Member of the New Jersey General Assembly
- In office 1953–1956
- Preceded by: William F. Tompkins

Personal details
- Born: April 12, 1898 Philadelphia, Pennsylvania
- Died: 1975 (aged 76 or 77)
- Party: Republican (before 1961) Conservative (after 1961)
- Spouse: Agnes Kearny Lake (m. 1933, d. 1960)

= Reinhardt V. Metzger =

American politician

Reinhardt Voorhees Metzger (April 12, 1898- 1975) was an American Republican Party politician who served in the New Jersey General Assembly and an Independent candidate for Governor of New Jersey in 1961. He won a Special Election for the New Jersey General Assembly in 1953 to replace William F. Tompkins, who had resigned to become U.S. Attorney for New Jersey. He was elected to a full term in 1953 representing Essex County, but was not a candidate for re-election in 1955. He left the Republican Party in 1961 to run as a Conservative candidate for Governor.
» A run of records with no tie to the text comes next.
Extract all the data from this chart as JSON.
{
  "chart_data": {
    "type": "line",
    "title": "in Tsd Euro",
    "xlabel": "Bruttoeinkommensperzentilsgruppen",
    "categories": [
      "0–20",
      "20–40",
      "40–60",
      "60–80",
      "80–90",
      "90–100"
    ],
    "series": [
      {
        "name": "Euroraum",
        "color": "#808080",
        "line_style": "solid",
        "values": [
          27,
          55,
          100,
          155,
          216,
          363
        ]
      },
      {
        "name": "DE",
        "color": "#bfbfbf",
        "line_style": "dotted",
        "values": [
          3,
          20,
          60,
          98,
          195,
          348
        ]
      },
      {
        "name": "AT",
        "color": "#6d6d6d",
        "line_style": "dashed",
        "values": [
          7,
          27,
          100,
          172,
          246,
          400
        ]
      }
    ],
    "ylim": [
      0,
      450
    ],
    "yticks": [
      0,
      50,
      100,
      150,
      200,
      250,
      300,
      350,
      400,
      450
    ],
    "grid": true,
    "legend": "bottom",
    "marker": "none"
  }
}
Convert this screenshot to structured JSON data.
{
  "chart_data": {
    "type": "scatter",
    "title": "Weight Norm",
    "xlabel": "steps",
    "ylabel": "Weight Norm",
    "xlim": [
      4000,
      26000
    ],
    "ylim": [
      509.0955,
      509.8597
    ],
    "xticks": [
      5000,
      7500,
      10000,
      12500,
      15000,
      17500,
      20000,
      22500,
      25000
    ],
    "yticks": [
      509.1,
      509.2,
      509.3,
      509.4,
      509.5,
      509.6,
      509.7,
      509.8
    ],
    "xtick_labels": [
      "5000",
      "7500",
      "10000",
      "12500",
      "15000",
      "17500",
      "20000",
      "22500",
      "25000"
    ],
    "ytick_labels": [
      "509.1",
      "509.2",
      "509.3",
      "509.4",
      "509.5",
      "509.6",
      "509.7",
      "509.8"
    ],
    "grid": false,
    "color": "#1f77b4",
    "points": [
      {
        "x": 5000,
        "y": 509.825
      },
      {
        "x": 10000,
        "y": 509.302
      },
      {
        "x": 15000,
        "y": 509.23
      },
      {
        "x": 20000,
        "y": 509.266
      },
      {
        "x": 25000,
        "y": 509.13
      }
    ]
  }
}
He received 5,820 votes (0.27%) of the vote. He later served as President of the New Jersey Conservative Club. In a speech to the Central New Jersey Conference of Conservatives in 1962, Metzger said: "You will have to decide which is more important, your party tag or your principles -- your party label or your freedom and principles of life and government." Metzger urged conservatives not to vote for Republican candidates that failed to adhere to conservative principles, but instead write in the names of a better candidate. Metzger was born in Philadelphia. He was married to Agnes Kearney Lake (1907-1960) from 1933 until her death in 1960.